Data collection, storage and security arrangements
Only personal information provided by participants and their clinicians to the researcher as
part of the research will be accessible to the researcher (i.e. the researcher will not have
access to the participant's clinical notes). The researchers and co-investigators will have
access to the online consent forms, demographic information and self-report questionnaires,
as outlined in the Participant Information Sheet and agreed by participants in their consent
form.
All data will be anonymised therefore no one will be identifiable. Each participant will be
allocated a unique personal identification number which will be presented on all
questionnaires, demographic and clinical information sheets, computerised data files, and the
study database. A separate password-protected file containing the participant's name,
telephone number, e-mail address and study number will be kept.

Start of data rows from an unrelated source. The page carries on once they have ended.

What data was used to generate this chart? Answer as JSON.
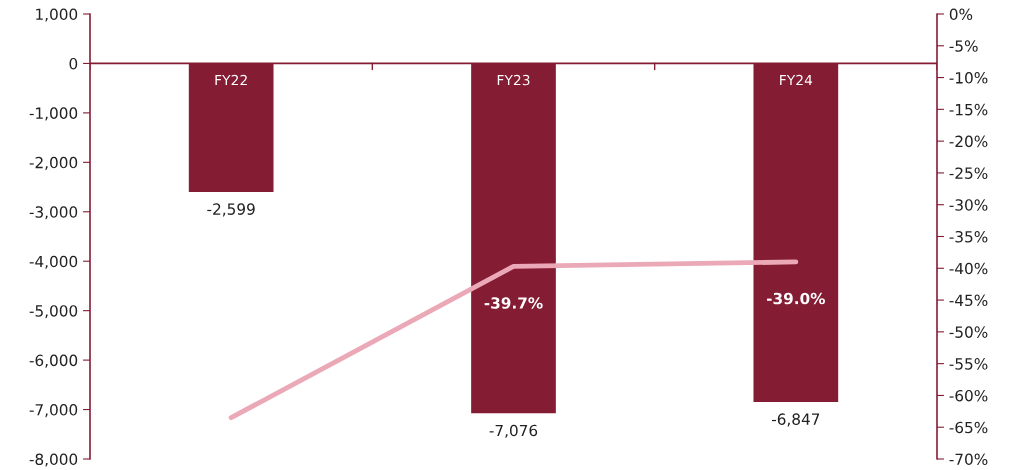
{
  "chart_data": {
    "type": "bar",
    "categories": [
      "FY22",
      "FY23",
      "FY24"
    ],
    "series": [
      {
        "color": "#841c34",
        "values": [
          -2599,
          -7076,
          -6847
        ],
        "value_labels": [
          "-2,599",
          "-7,076",
          "-6,847"
        ]
      },
      {
        "type": "line",
        "axis": "y2",
        "color": "#eba9b8",
        "values": [
          -63.5,
          -39.7,
          -39.0
        ],
        "value_labels": [
          null,
          "-39.7%",
          "-39.0%"
        ]
      }
    ],
    "ylim": [
      -8000,
      1000
    ],
    "yticks": [
      {
        "value": -8000,
        "label": "-8,000"
      },
      {
        "value": -7000,
        "label": "-7,000"
      },
      {
        "value": -6000,
        "label": "-6,000"
      },
      {
        "value": -5000,
        "label": "-5,000"
      },
      {
        "value": -4000,
        "label": "-4,000"
      },
      {
        "value": -3000,
        "label": "-3,000"
      },
      {
        "value": -2000,
        "label": "-2,000"
      },
      {
        "value": -1000,
        "label": "-1,000"
      },
      {
        "value": 0,
        "label": "0"
      },
      {
        "value": 1000,
        "label": "1,000"
      }
    ],
    "y2lim": [
      -70,
      0
    ],
    "y2ticks": [
      {
        "value": -70,
        "label": "-70%"
      },
      {
        "value": -65,
        "label": "-65%"
      },
      {
        "value": -60,
        "label": "-60%"
      },
      {
        "value": -55,
        "label": "-55%"
      },
      {
        "value": -50,
        "label": "-50%"
      },
      {
        "value": -45,
        "label": "-45%"
      },
      {
        "value": -40,
        "label": "-40%"
      },
      {
        "value": -35,
        "label": "-35%"
      },
      {
        "value": -30,
        "label": "-30%"
      },
      {
        "value": -25,
        "label": "-25%"
      },
      {
        "value": -20,
        "label": "-20%"
      },
      {
        "value": -15,
        "label": "-15%"
      },
      {
        "value": -10,
        "label": "-10%"
      },
      {
        "value": -5,
        "label": "-5%"
      },
      {
        "value": 0,
        "label": "0%"
      }
    ],
    "grid": false,
    "legend": false,
    "marker": "none",
    "line_style": "solid"
  }
}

All data will be stored in accordance with the guidelines laid out in the NHS code of
confidentiality and EU General Data Protection Regulation (GDPR). All data will be stored on
the sponsor's secure computer system (Royal Holloway, University of London). There will be no
physical data stored during the study. The file containing identifiable personal information
will be destroyed once the study data has been fully analysed and written up.
After the study has ended, research data will be stored up until the CI's fulfillment of
their Doctorate in Clinical Psychology and for up to 5 years following publication in a
scientific journal for audit purposes. Dr Michelle Taylor will be in control of and act as
the custodian for the data generated by the study.